Nelle migliaia di pagine passate al setaccio dal Guardian compaiono 35 nuovi colossi coinvolti nel cosiddetto “Luxleaks“, tra cui Reckitt Benckiser – gigante dei prodotti per la pulizia quotato a Wall Street – Bombardier, uno dei quattro maggiori produttori aeronautici del mondo, e Koch Industries. Tra i gruppi che fanno affari nel nostro Paese ci sono Telecom Italia – per un’operazione del 2007 che riguardava una sua controllata del Granducato e i flussi di liquidità verso una Sicav belga – e Disney. Lo scandalo riguarderebbe accordi fiscali stipulati nel periodo 2003-2011 tra alcune società multinazionali e il governo lussemburghese che allora era nelle mani dell’ex premier, e attuale presidente della Commissione, Juncker. In questo sistema di accordi, denominato “tax ruling”, alcune società riuscivano a concordare il trattamento della propria situazione fiscale in modo da ridurre al minimo le imposte.

Le nuove aziende tirate in causa si uniscono all’elenco già uscito il mese scorso, in cui comparivano Finmeccanica, Banca delle Marche, Banca Sella, IntesaSanPaolo, Unicredit, Ubibanca e ancora Apple, Amazon, Ikea, Pepsi, Heinz, Verizon e Aig.

La Commissione europea sarebbe decisa a costringere tutte le aziende a rendere pubblici gli accordi fiscali che stringono con gli Stati: i fatti emersi dall’inchiesta giornalistica Luxleaks dimostrano “l’assenza di coordinamento e armonizzazione fiscale nella Ue e all’inizio del 2015 avanzeremo la proposta per uno scambio obbligatorio delle informazioni sugli accordi tra le amministrazioni e le imprese”, ha dichiarato la Commissione. Che tuttavia ha tenuto a precisare: “Juncker è impegnato al 100% contro l’evasione e le frodi fiscali”.

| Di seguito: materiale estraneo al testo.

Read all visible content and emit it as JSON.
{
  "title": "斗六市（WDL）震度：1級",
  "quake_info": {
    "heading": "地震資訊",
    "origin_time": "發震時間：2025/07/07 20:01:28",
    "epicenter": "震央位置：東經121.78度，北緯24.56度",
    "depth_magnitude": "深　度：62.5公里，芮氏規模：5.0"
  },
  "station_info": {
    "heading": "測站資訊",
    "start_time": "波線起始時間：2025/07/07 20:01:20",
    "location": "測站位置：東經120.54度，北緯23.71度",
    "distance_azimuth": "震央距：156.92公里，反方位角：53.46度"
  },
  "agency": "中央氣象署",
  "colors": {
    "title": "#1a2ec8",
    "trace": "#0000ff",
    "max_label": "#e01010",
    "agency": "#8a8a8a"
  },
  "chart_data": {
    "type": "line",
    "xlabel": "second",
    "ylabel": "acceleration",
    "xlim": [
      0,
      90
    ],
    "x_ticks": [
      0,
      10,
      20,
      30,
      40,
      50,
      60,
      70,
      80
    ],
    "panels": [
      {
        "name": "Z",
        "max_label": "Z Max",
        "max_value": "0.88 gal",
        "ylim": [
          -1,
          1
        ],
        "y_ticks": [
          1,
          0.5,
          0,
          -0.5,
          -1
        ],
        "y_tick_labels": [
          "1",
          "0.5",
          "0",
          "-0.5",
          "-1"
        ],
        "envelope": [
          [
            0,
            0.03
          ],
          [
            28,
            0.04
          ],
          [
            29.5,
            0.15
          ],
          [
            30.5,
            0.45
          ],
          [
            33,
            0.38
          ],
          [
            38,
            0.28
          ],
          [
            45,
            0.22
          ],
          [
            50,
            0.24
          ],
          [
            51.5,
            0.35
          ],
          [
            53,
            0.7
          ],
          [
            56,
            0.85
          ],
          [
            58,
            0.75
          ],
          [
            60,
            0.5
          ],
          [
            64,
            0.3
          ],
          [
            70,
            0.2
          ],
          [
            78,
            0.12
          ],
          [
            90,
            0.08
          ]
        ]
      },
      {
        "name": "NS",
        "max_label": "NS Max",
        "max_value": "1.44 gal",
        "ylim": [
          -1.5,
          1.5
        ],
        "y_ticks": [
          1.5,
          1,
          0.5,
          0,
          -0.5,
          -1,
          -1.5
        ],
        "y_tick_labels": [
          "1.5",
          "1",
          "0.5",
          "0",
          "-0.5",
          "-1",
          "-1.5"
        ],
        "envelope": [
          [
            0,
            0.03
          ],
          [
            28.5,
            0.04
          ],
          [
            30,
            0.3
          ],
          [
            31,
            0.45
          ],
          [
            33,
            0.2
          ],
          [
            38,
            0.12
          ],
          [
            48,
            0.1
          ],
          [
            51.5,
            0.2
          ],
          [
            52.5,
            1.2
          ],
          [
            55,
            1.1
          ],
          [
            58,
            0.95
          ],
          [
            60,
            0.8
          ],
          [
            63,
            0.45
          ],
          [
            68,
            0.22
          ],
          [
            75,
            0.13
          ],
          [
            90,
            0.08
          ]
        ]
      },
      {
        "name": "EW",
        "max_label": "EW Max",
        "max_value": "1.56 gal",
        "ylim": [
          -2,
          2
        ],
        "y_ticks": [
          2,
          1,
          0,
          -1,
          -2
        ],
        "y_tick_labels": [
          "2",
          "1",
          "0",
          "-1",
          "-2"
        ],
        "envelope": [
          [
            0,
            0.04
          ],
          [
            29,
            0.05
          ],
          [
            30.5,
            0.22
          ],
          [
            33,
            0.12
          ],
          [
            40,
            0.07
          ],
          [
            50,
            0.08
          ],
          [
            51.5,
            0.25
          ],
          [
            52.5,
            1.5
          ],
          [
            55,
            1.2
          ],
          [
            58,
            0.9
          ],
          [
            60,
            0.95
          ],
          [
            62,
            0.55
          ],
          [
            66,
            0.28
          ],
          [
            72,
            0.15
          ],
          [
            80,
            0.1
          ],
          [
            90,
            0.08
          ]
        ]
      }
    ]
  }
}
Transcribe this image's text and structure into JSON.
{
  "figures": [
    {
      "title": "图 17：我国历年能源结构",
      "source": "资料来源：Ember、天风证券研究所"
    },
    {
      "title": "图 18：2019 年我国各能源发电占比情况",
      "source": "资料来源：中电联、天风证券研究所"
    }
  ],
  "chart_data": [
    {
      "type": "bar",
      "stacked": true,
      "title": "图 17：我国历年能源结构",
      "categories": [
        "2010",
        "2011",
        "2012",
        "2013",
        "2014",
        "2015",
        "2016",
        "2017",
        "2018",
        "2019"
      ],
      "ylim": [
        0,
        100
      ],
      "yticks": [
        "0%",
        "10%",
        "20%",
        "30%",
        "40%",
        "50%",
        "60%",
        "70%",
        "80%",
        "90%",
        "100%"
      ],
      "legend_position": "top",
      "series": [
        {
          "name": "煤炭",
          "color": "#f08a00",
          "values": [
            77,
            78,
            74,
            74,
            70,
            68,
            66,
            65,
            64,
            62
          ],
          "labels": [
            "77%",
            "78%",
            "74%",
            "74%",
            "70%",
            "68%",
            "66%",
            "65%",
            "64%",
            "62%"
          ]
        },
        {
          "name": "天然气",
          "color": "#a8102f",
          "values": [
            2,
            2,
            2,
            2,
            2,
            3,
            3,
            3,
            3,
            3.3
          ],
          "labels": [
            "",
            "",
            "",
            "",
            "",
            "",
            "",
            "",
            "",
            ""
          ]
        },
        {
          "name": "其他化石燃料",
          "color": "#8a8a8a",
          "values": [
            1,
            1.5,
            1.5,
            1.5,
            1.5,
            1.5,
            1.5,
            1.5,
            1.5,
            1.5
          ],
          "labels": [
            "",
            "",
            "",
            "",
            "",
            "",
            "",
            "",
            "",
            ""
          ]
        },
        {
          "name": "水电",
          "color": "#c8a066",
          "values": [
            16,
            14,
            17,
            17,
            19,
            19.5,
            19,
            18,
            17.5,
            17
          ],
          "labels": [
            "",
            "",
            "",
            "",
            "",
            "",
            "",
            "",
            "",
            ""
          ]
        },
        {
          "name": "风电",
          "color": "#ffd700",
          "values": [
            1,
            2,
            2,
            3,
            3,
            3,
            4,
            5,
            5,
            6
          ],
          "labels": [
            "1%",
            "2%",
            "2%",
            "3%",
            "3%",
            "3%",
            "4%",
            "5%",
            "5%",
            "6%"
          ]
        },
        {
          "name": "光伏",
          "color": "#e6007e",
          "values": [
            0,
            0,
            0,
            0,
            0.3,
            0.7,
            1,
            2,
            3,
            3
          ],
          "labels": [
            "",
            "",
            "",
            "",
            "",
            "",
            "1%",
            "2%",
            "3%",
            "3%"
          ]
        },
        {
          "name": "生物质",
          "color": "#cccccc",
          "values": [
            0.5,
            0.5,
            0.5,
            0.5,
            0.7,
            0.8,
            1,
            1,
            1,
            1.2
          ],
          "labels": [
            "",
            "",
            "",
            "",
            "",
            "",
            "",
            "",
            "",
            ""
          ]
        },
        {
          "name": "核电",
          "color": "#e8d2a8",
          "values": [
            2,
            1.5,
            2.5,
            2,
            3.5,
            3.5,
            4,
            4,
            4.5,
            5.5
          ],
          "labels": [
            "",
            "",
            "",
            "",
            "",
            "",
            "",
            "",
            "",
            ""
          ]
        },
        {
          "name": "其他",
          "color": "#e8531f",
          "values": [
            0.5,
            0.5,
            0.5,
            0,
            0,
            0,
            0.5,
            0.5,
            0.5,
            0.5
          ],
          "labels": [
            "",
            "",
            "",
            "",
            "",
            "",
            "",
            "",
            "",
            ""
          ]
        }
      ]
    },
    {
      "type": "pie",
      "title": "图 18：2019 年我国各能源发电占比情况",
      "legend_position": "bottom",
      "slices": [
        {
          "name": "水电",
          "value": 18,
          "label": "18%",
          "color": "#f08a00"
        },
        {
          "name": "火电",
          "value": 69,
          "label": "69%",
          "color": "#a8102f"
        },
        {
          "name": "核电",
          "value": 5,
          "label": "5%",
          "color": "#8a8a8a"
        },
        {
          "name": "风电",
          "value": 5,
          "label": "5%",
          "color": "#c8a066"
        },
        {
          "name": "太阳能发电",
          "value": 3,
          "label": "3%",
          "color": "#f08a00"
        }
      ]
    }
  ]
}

Il Parlamento europeo da parte sua ha chiesto alla Commissione che venga redatta una rendicontazione per singoli Stati in modo tale da capire da dove vengono i profitti delle imprese e dove vengono pagate le tasse. Inoltre l’Europarlamento ha insistito affinché sia istituito un registro pubblico centrale per le persone giuridiche.

“La nostra fiducia alla Commissione Juncker è strettamente legata all’impegno assunto da lui” in aula su questi temi. “Non si può avere una situazione sociale drammatica e poi avere il prosciutto sugli occhi rispetto a una situazione in cui miliardi e miliardi vengono sottratti alle casse pubbliche”, ha affermato Gianni Pittella, presidente del gruppo S&D del Parlamento europeo durante una conferenza stampa. “La Commissione ha il dovere e il diritto” di avanzare delle proposte, poi “la soluzione è nelle mani dei Governi”, ha precisato Pittella. Servono norme che “dicano ai cittadini che queste cose non succederanno più”. E ancora: “Nei prossimi 3-6 mesi ci aspettiamo che vengano presentate le proposte” da parte della Commissione europea.